The pain lessens. Somebody realizes what we’re going through. Somebody gets it and cares. We’re not alone.


On the other hand, when Tova’s baby is born just 10 months after her wedding, no one in the family says a word to us.

“I think everyone forgot about us,” I tell my husband as we leave the shalom zachar.

We walk silently through the yeshivah area and stand waiting at the light on Madison and Ninth.

I wipe my nose fiercely, willing myself not to cry on Shabbos. “Should I have said something? Told them I’m hurting?”

“They’d probably feel really awkward if you did that,” Betzalel says, making a face.

I roll my eyes. “So is our pain just too awkward to talk about? Do we have to do this all alone so that they don’t feel uncomfortable?”

Betzalel pauses. “I think that this one is going to be our choice. Maybe it’s our job to tell them what we want. And if you’re ready to do it, it might be awkward, but it might feel better for you.”

“I’ll never do that,” I vow forcefully. “I don’t want people to feel like they have to walk on eggshells around us.”

But a year later, when the pain and resentment I feel at every simchah and Yom Tov has grown to epic proportions, I realize that something has to change.


It’s Yom Tov season, and my older sister Adina calls.

“I’m so excited that we’re being by Ma the same half of Succos as you!” she chirps. “When are you coming?”

I roll my eyes. As late as possible.

“I’m not sure exactly. Later, after everyone has settled their kids.”

Adina sighs deeply. “Chavy, I know it’s not easy. I daven so hard.”

I exhale.

“So why don’t you ever say so?” I burst out. “Why is it always the elephant in the room?”

“We’re never sure what you and Betzalel want,” Adina says. “Maybe you want us all to be natural, and not to be nebaching you, you know? And we’re all so scared to say the wrong thing! Chavy, what do you want us to do?”

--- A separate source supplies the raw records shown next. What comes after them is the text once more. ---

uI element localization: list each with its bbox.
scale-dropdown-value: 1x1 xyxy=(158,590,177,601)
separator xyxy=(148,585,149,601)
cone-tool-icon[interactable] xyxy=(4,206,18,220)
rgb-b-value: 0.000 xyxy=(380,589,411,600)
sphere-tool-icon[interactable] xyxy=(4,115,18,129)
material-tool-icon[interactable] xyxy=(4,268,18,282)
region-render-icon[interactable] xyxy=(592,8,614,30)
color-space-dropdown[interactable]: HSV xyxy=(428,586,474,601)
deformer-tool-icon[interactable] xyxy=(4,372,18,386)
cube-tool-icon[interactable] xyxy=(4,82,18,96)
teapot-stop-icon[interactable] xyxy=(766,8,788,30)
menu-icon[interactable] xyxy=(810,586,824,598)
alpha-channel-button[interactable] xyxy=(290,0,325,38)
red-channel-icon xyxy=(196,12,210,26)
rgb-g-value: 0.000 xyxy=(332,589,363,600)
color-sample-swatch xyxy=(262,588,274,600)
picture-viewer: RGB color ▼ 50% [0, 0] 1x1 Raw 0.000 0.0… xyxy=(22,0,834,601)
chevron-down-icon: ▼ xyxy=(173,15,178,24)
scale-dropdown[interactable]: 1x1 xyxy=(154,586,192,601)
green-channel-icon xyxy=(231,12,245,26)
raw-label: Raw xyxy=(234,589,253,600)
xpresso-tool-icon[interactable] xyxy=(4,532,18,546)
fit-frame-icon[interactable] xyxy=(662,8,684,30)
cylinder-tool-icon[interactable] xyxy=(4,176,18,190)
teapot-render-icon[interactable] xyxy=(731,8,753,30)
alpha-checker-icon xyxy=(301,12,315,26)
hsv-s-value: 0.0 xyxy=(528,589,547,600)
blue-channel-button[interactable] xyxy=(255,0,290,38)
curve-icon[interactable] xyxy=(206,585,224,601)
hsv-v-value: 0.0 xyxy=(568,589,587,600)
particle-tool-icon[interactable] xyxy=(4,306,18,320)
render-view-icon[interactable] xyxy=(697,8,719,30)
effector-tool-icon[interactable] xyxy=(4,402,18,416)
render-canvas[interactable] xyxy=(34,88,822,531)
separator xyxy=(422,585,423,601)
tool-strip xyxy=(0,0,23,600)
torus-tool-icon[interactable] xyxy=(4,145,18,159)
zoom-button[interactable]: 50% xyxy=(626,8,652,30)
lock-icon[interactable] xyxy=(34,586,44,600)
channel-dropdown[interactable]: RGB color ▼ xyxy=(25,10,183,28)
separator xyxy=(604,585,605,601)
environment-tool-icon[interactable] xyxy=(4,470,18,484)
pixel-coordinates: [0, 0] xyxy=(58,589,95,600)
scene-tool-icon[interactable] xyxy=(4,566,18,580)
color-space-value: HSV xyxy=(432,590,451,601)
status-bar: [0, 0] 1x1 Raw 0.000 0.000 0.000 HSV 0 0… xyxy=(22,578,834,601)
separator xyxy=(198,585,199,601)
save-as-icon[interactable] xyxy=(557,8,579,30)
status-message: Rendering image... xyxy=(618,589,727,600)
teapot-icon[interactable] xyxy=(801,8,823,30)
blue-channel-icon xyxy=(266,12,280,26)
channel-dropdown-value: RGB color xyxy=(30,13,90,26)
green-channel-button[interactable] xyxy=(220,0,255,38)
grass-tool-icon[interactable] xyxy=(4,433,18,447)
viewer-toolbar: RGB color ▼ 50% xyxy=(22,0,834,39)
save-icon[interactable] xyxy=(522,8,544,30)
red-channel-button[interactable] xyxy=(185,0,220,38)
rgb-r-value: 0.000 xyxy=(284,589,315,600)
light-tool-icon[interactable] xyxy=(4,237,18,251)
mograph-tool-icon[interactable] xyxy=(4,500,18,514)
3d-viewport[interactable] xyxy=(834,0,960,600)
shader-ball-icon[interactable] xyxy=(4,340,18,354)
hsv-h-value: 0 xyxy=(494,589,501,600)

I hear the honesty in her question, and the anger slowly drains out of me. “Well, you can start by saying you’re thinking about me if you are,” I say. “It makes it so much less lonely, and the loneliness is the worst. And I don’t want everyone to walk on eggshells around me at all. But maybe sometimes, people can try not to talk only about kids and babies and nursing and births around me. At this point it’s just not sensitive.”

Over the phone line, Adina sounds so relieved. “Can I tell everyone you said so?”

I hesitate. “I guess so. I hope everyone will use their brains. We don’t want people to never say the word ‘baby’ next to us. But we don’t want people to gush on and on about babies next to us either! I guess it’s a middle ground… but the fact that I know you’re thinking about us already makes it easier, at any rate.”

When I finally get to my parents’ house 45 minutes before lichtbentshen, I find my favorite chocolate on my bed, along with a little card. “We are with you!! Thinking about you all day, every day. Love, Mommy and Abba”

You know what? There are still hard moments that Yom Tov, and some siblings still say dumb things. But the chocolate helps.